Aunque en algunos momentos y ante algunas circunstancias perdamos la fe en el ser humano, lo cierto es que vivimos rodeados de maravillosos gestos de donación personal. Es cierto que solemos crecernos solidariamente ante las adversidades, y esas situaciones que nos descolocan existencialmente sacan lo mejor de nosotros mismos y nos ayudan a descubrir la bondad, en medio de la miseria que parece apoderarse de nuestras relaciones. No consiste en ese difícil arte de ver el vaso medio lleno o medio vacío, las percepciones son siempre traicioneras, porque manejan nuestro juicio al antojo de nuestras emociones.
Desde que el filósofo positivista Comte definiera a mediados del siglo XIX el altruismo, aceptando que los únicos actos éticamente aceptables son los que buscan promover la felicidad de otras personas, son muchos los que han querido comprender aquello que nos mueve a perder el propio interés por el bien superior. La tesis de Comte, sin entrar en el debate sobre si es un exceso ético considerar estos actos como los únicos moralmente aceptables, generó dos tipos de posiciones, la de quienes se mantuvieron desde el positivismo en la búsqueda e identificación de las actuaciones altruistas puras, y la del existencialismo, que sin negar la donación defiende que el altruismo puro no existe ya que, incluso aquel que se da por entero por el bien de los demás, busca una mejora del mundo y de las relaciones que, en definitiva, también le benefician personalmente, en lo que podríamos llamar un altruismo egoísta.
Quererse a uno mismo, cuidarse, conocerse, construir buenos principios personales, es un necesario comienzo para poder querer y cuidar a los otros. Pero ya sabemos lo difícil que es salir de ahí. Del subjetivismo de Kierkegaard, cuando defiende que lo personal es lo real, se extraen conclusiones que solo aumentan el presente hiperindividualismo, adornado con una idea de solidaridad que se estremece ante el sufrimiento de otras personas. Somos capaces de defender el cuidado de la naturaleza, incluso de ayudar económicamente o dar parte de nuestro tiempo, pero volvemos después al reducto de realidad de sí mismo, como único espacio de integración y salvación.
Ser para los demás parece quedar para unos pocos. El regalo del propio tiempo, la donación de las debilidades y de las seguridades personales, la negación de los invernaderos de sentido para afirmar que la única realidad posible es la compartida, y la única vida que merece la pena vivir es la que se expande hacia los otros, no siempre son comprendidos como fortaleza de la inteligencia. Si confundimos la donación con la solidaridad no saldremos de la órbita que nos devuelve a nosotros mismos, tras pasar un tiempo compartiendo otras realidades pero regresando a los refugios en los que descansamos de la erosión provocada por nuestra entrega.

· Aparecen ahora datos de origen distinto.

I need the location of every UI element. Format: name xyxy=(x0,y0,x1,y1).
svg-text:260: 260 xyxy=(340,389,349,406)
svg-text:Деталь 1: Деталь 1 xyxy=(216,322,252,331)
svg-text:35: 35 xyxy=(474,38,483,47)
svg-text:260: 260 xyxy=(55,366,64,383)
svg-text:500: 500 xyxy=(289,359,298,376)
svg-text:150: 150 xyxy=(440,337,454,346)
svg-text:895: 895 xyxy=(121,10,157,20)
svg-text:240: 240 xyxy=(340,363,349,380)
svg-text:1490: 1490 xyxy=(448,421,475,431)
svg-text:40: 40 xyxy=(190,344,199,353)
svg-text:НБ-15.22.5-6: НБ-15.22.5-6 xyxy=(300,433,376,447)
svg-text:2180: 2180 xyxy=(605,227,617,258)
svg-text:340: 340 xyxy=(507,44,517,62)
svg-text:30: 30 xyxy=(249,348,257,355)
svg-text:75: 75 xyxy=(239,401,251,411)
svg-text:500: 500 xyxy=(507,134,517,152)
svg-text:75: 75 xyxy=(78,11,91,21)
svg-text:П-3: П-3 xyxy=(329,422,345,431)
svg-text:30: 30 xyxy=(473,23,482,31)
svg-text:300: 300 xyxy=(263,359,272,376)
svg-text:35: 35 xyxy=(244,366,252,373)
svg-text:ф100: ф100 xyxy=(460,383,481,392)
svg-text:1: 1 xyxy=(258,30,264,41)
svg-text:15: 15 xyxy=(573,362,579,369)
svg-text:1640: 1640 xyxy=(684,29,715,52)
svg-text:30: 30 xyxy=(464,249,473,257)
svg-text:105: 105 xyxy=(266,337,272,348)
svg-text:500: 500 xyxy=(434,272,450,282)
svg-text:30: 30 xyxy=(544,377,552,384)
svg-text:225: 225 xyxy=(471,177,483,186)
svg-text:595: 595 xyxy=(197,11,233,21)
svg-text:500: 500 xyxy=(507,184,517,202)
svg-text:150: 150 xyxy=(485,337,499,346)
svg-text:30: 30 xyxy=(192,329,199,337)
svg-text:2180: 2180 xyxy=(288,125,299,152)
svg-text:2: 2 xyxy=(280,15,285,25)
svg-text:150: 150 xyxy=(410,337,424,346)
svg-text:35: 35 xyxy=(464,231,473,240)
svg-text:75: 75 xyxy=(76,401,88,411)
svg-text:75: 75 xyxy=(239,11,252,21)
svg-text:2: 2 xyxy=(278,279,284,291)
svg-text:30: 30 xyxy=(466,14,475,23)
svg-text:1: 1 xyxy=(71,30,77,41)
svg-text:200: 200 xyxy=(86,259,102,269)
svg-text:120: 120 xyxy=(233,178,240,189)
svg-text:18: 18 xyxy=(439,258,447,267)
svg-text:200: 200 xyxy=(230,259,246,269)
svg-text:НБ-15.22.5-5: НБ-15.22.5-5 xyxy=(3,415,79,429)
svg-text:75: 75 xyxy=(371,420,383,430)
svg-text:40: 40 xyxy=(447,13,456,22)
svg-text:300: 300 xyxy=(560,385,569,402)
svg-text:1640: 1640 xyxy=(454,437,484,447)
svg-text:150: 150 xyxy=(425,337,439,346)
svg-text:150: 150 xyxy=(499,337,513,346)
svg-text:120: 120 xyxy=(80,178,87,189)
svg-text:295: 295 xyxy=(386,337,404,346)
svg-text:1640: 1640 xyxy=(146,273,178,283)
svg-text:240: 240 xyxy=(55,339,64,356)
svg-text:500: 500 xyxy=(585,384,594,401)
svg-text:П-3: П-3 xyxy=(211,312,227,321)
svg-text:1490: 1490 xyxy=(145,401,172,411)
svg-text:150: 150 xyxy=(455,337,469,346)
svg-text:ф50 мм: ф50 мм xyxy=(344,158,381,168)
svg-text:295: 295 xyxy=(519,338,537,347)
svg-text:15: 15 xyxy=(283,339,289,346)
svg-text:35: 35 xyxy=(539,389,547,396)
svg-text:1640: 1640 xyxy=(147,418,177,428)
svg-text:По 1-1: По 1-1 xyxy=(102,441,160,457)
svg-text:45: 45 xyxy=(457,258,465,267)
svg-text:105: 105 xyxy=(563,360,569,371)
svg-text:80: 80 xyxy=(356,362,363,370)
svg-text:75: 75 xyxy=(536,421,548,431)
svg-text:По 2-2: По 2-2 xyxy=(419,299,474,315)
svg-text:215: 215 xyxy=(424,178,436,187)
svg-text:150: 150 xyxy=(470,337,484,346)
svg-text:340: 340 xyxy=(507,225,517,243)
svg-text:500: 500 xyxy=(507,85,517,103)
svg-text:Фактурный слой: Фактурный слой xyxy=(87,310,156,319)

Pero es este desgaste el que nos reconcilia con la condición humana, negarnos al hombre lobo para el hombre de Hobbes, para comprometernos en los pequeños actos de donación personal que se convierten en principios éticos y nos salvan de la salvaje destrucción. Arquímedes pidió un punto de apoyo para mover el mundo, otros han pedido personas buenas y honestas para cambiarlo, pero ni el movimiento ni el cambio se producirán por la simple motivación. La donación de uno mismo comienza en el momento en que dejamos de sentirnos amenazados por la presencia del otro, se expande cuando arriesgamos a cambiar nuestro punto de equilibrio, desplazándolo al bien y la felicidad ajenos, se perfecciona al alcanzar un punto de no retorno en el que dejamos de buscar las propias metas y apreciamos la vida en sí, sin posesivos, en su amplitud de sentido.
La poeta Sylvia Plath pide con estos versos desesperados el aprendizaje para salir de sí misma:
Que me haga fuerte, con la fortaleza del sueño reparador,
la fortaleza de la inteligencia, el hueso y el músculo;
que aprenda, gracias a esta desesperación,
a salir de mí: a saber dónde y a quién dar.
Plath nos da una pista imprescindible para esta donación de uno mismo, saber dónde y a quién dar. Es una invitación a encontrar ese momento único en el que dejar el propio centro, a abandonar la órbita de nuestras limitadas ayudas y habitar el espacio común que salva de las rutinas y los personalismos. Una llamada a descentrarse, para mirar con perspectiva el mundo y su complejidad. La donación de uno mismo se realiza siempre y donde hay amor, encuentro, perdón, amabilidad y acogida del don del otro, por tanto tiene una dimensión universal, no restrictiva. Que nadie tenga dudas de que este es el camino más corto para ser perseguido y condenado, porque nadie, ni religiones, ni organizaciones sociales, ni cualquier otro tipo de grupo toleran por mucho tiempo a quienes se entregan a esta donación ilimitada. No lo pueden hacer, porque pronto descubren que esa donación de sí mismos les hace profundamente libres. Y nada hay más peligroso que la libertad.